Wednesday, June 03, 2009

My first (and last) public karaoke performance

...represents the validation of my long held opinion that I have no comparative advantage whatsoever in this area. My team partner for this impromptu exercise, Ian Walker, among other things the current editor-in-chief of Labour Economics, performed rather reasonably, but there was no chance to ultimately rank decently among the brave competitors-- my colleague economists from the Aarhus School of Business, some of them natural born karaoke stars-- precisely because of teaming up with yours truly.

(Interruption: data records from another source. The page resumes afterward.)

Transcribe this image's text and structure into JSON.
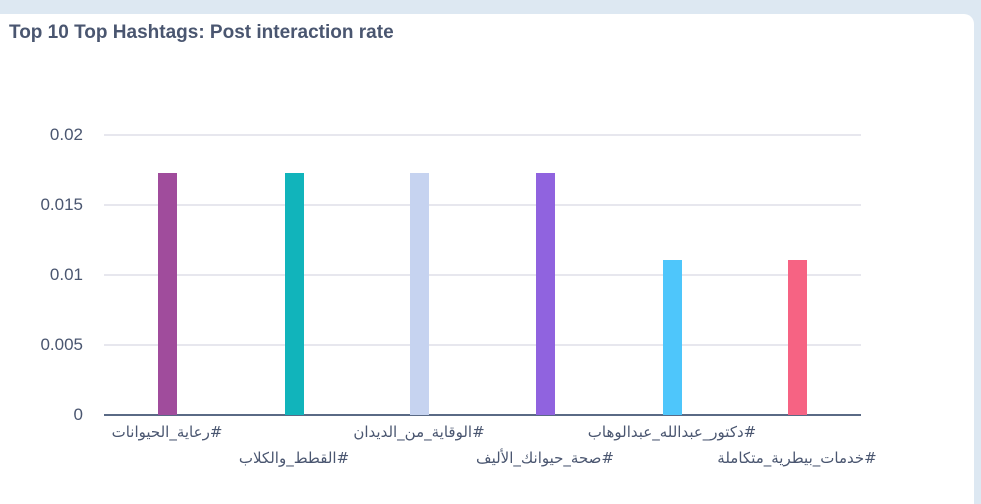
{
  "title": "Top 10 Top Hashtags: Post interaction rate",
  "chart_data": {
    "type": "bar",
    "title": "Top 10 Top Hashtags: Post interaction rate",
    "xlabel": "",
    "ylabel": "",
    "ylim": [
      0,
      0.02
    ],
    "yticks": [
      "0.02",
      "0.015",
      "0.01",
      "0.005",
      "0"
    ],
    "grid": true,
    "legend": "none",
    "categories": [
      "#رعاية_الحيوانات",
      "#القطط_والكلاب",
      "#الوقاية_من_الديدان",
      "#صحة_حيوانك_الأليف",
      "#دكتور_عبدالله_عبدالوهاب",
      "#خدمات_بيطرية_متكاملة"
    ],
    "values": [
      0.0173,
      0.0173,
      0.0173,
      0.0173,
      0.0111,
      0.0111
    ],
    "colors": [
      "#a04c9c",
      "#11b4bb",
      "#c6d3f0",
      "#9063df",
      "#4ec6fb",
      "#f66383"
    ]
  }
}
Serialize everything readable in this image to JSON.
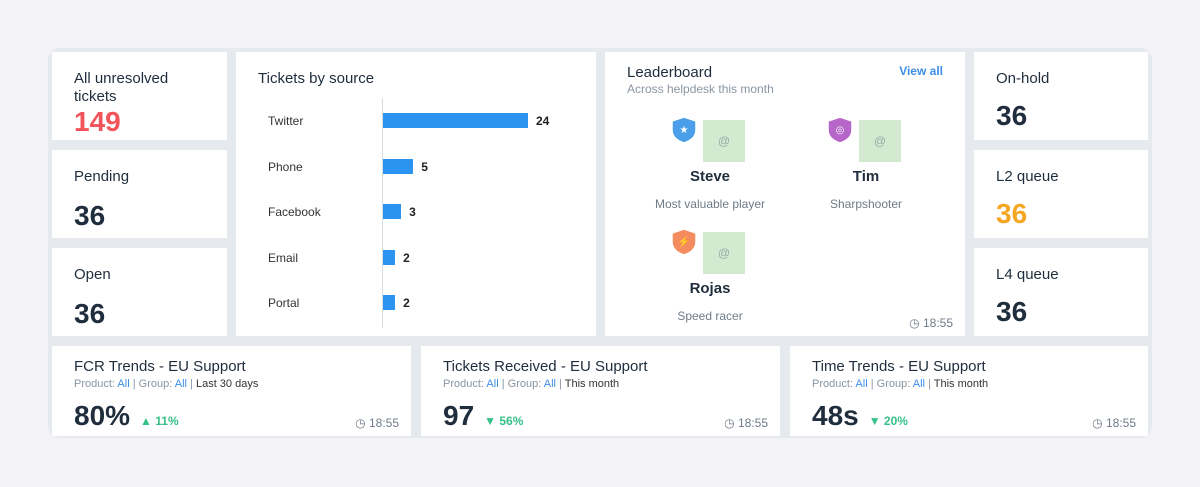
{
  "stats_left": [
    {
      "label": "All unresolved tickets",
      "value": "149",
      "color": "#f2545b"
    },
    {
      "label": "Pending",
      "value": "36",
      "color": "#1f2d3d"
    },
    {
      "label": "Open",
      "value": "36",
      "color": "#1f2d3d"
    }
  ],
  "stats_right": [
    {
      "label": "On-hold",
      "value": "36",
      "color": "#1f2d3d"
    },
    {
      "label": "L2 queue",
      "value": "36",
      "color": "#f5a623"
    },
    {
      "label": "L4 queue",
      "value": "36",
      "color": "#1f2d3d"
    }
  ],
  "chart_data": {
    "type": "bar",
    "orientation": "horizontal",
    "title": "Tickets by source",
    "categories": [
      "Twitter",
      "Phone",
      "Facebook",
      "Email",
      "Portal"
    ],
    "values": [
      24,
      5,
      3,
      2,
      2
    ],
    "color": "#2b94f0"
  },
  "leaderboard": {
    "title": "Leaderboard",
    "subtitle": "Across helpdesk this month",
    "view_all": "View all",
    "time": "18:55",
    "players": [
      {
        "name": "Steve",
        "award": "Most valuable player",
        "badge_color": "#4a9fe8",
        "badge_icon": "★",
        "avatar_text": "@"
      },
      {
        "name": "Tim",
        "award": "Sharpshooter",
        "badge_color": "#b665c9",
        "badge_icon": "◎",
        "avatar_text": "@"
      },
      {
        "name": "Rojas",
        "award": "Speed racer",
        "badge_color": "#f58c5f",
        "badge_icon": "⚡",
        "avatar_text": "@"
      }
    ]
  },
  "trends": [
    {
      "title": "FCR Trends - EU Support",
      "product_label": "Product:",
      "product": "All",
      "group_label": "Group:",
      "group": "All",
      "period": "Last 30 days",
      "value": "80%",
      "delta": "▲ 11%",
      "time": "18:55"
    },
    {
      "title": "Tickets Received - EU Support",
      "product_label": "Product:",
      "product": "All",
      "group_label": "Group:",
      "group": "All",
      "period": "This month",
      "value": "97",
      "delta": "▼ 56%",
      "time": "18:55"
    },
    {
      "title": "Time Trends - EU Support",
      "product_label": "Product:",
      "product": "All",
      "group_label": "Group:",
      "group": "All",
      "period": "This month",
      "value": "48s",
      "delta": "▼ 20%",
      "time": "18:55"
    }
  ]
}
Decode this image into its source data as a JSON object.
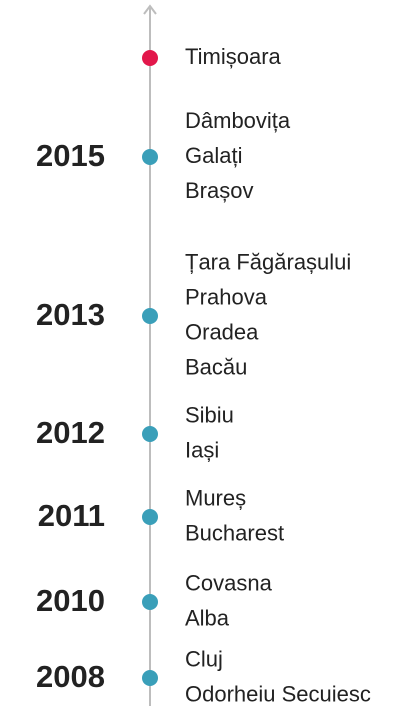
{
  "timeline": {
    "groups": [
      {
        "places": [
          "Timișoara"
        ]
      },
      {
        "year": "2015",
        "places": [
          "Dâmbovița",
          "Galați",
          "Brașov"
        ]
      },
      {
        "year": "2013",
        "places": [
          "Țara Făgărașului",
          "Prahova",
          "Oradea",
          "Bacău"
        ]
      },
      {
        "year": "2012",
        "places": [
          "Sibiu",
          "Iași"
        ]
      },
      {
        "year": "2011",
        "places": [
          "Mureș",
          "Bucharest"
        ]
      },
      {
        "year": "2010",
        "places": [
          "Covasna",
          "Alba"
        ]
      },
      {
        "year": "2008",
        "places": [
          "Cluj",
          "Odorheiu Secuiesc"
        ]
      }
    ]
  }
}
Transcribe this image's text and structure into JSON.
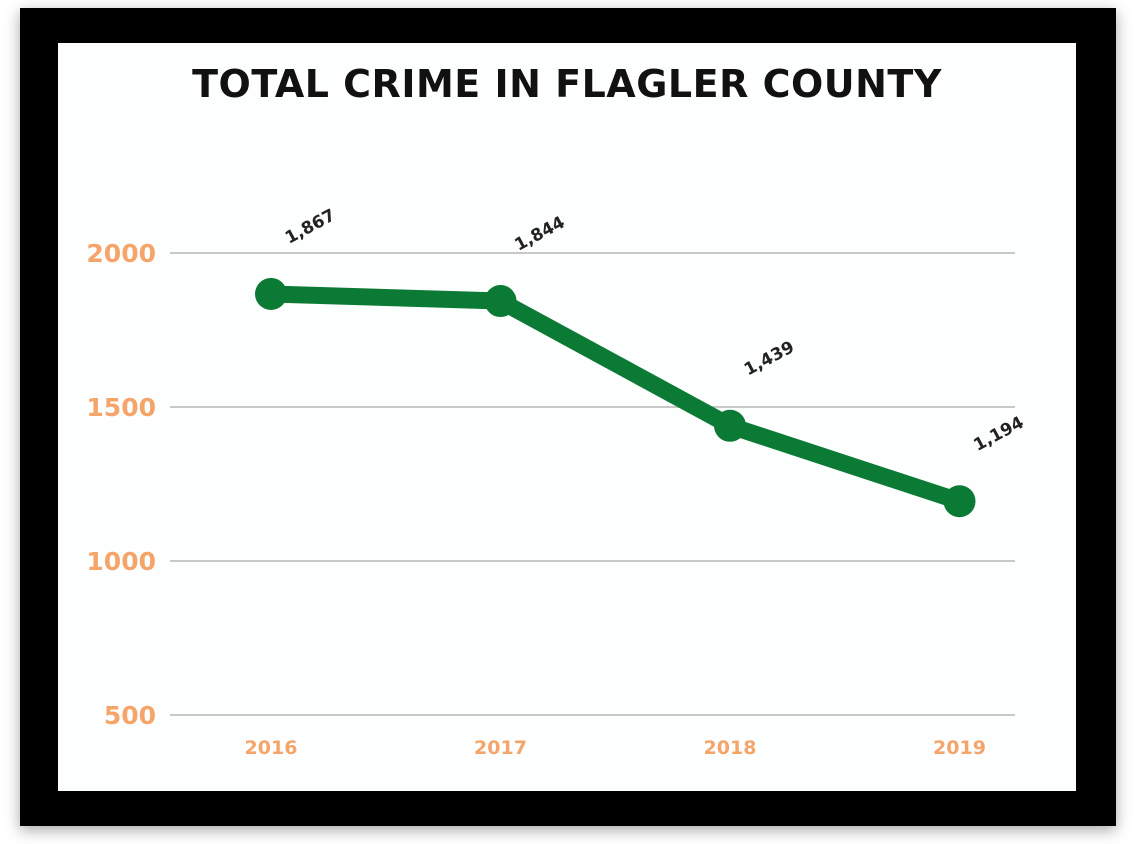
{
  "chart_data": {
    "type": "line",
    "title": "TOTAL CRIME IN FLAGLER COUNTY",
    "categories": [
      "2016",
      "2017",
      "2018",
      "2019"
    ],
    "series": [
      {
        "values": [
          1867,
          1844,
          1439,
          1194
        ],
        "value_labels": [
          "1,867",
          "1,844",
          "1,439",
          "1,194"
        ]
      }
    ],
    "y_ticks": [
      500,
      1000,
      1500,
      2000
    ],
    "y_tick_labels": [
      "500",
      "1000",
      "1500",
      "2000"
    ],
    "ylim": [
      500,
      2000
    ],
    "xlabel": "",
    "ylabel": "",
    "grid": true,
    "legend": "none",
    "colors": {
      "line": "#0a7a35",
      "tick_labels": "#f5a46a",
      "gridline": "#c8c8c8",
      "frame": "#000000",
      "background": "#fdfefe"
    }
  }
}
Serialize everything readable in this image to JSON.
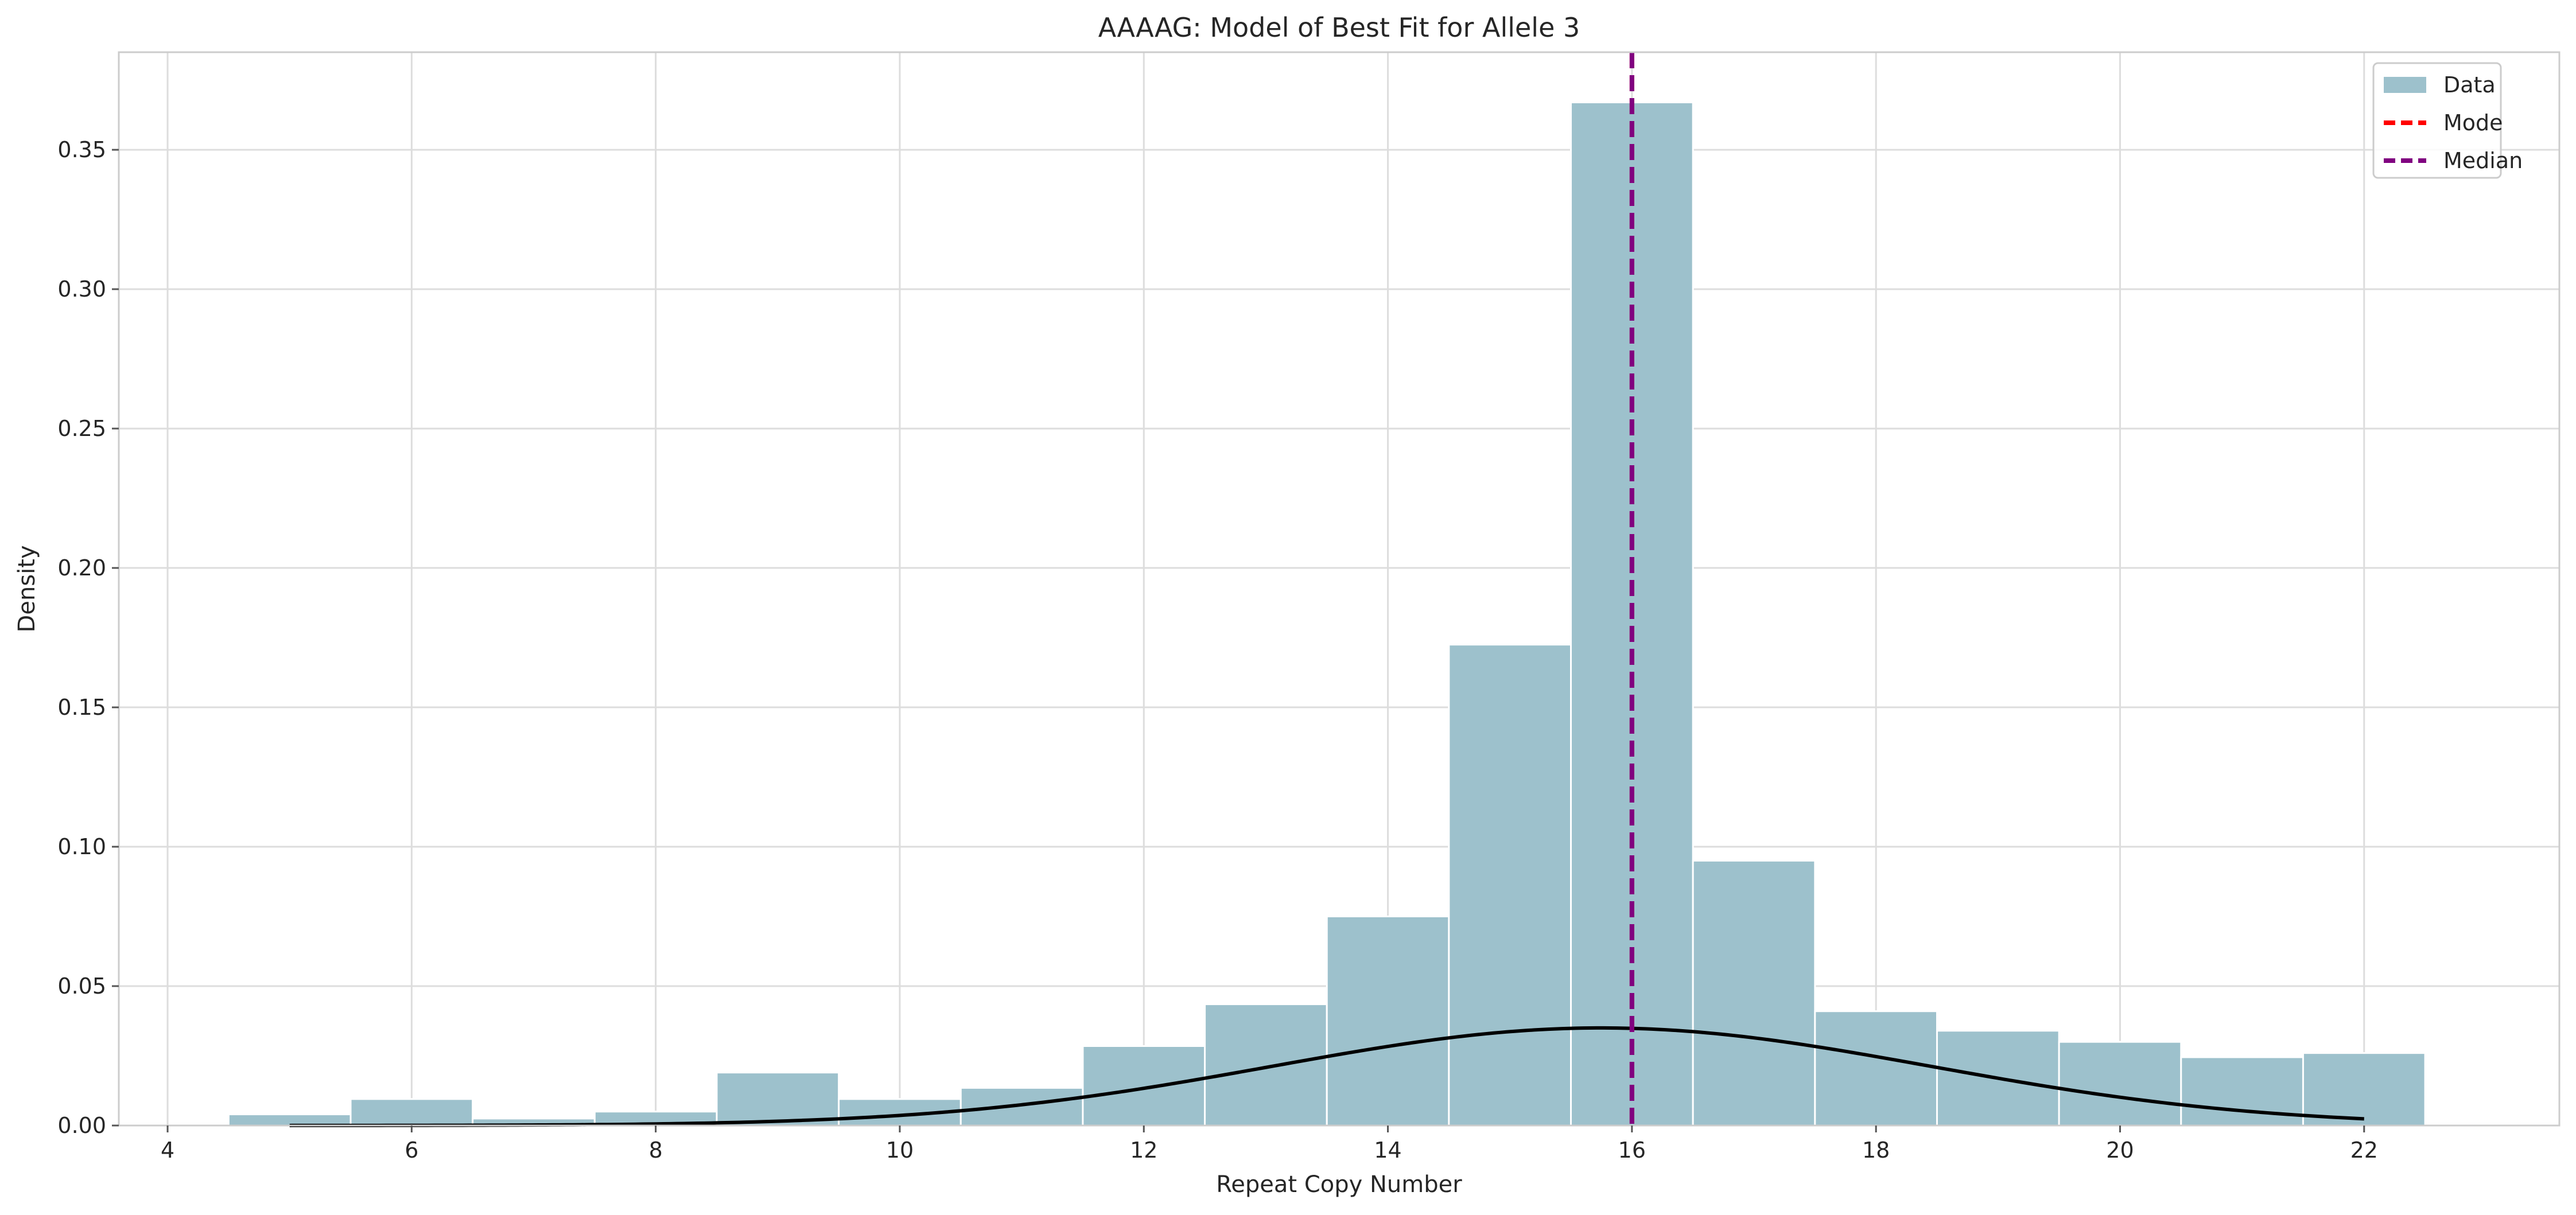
{
  "chart_data": {
    "type": "bar",
    "title": "AAAAG: Model of Best Fit for Allele 3",
    "xlabel": "Repeat Copy Number",
    "ylabel": "Density",
    "xlim": [
      3.6,
      23.6
    ],
    "ylim": [
      0,
      0.385
    ],
    "grid": true,
    "legend_placement": "top-right",
    "x_ticks": [
      4,
      6,
      8,
      10,
      12,
      14,
      16,
      18,
      20,
      22
    ],
    "x_tick_labels": [
      "4",
      "6",
      "8",
      "10",
      "12",
      "14",
      "16",
      "18",
      "20",
      "22"
    ],
    "y_ticks": [
      0,
      0.05,
      0.1,
      0.15,
      0.2,
      0.25,
      0.3,
      0.35
    ],
    "y_tick_labels": [
      "0.00",
      "0.05",
      "0.10",
      "0.15",
      "0.20",
      "0.25",
      "0.30",
      "0.35"
    ],
    "histogram": {
      "name": "Data",
      "color": "#9dc1cc",
      "bin_width": 1,
      "bin_centers": [
        5,
        6,
        7,
        8,
        9,
        10,
        11,
        12,
        13,
        14,
        15,
        16,
        17,
        18,
        19,
        20,
        21,
        22
      ],
      "values": [
        0.004,
        0.0095,
        0.0025,
        0.005,
        0.019,
        0.0095,
        0.0135,
        0.0285,
        0.0435,
        0.075,
        0.1725,
        0.367,
        0.095,
        0.041,
        0.034,
        0.03,
        0.0245,
        0.026
      ]
    },
    "fit_curve": {
      "color": "#000000",
      "x_range": [
        5,
        22
      ],
      "mu": 15.75,
      "sigma": 2.7,
      "peak": 0.035
    },
    "mode_line": {
      "name": "Mode",
      "x": 16,
      "color": "#ff0000"
    },
    "median_line": {
      "name": "Median",
      "x": 16,
      "color": "#800080"
    },
    "legend": [
      {
        "label": "Data",
        "kind": "patch",
        "color": "#9dc1cc"
      },
      {
        "label": "Mode",
        "kind": "dashed-line",
        "color": "#ff0000"
      },
      {
        "label": "Median",
        "kind": "dashed-line",
        "color": "#800080"
      }
    ]
  }
}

As a consequence (and I credit Ian Walker with the quote of the week), "[I] shall remain a referee for Labour Economics forever". Still, there could/would/should be some attenuating circumstances to consider: the event took place in an unlikely hotel restaurant room in Viborg with what looked like improvised (initially malfunctioning) equipment, the choices were from a limited set of (only) Abba songs and, crucially, I was forced in the show without being provided with sufficient wine beforehand... :-)

Anyway: though we butchered the song, we still ought to thank the true masters for the music!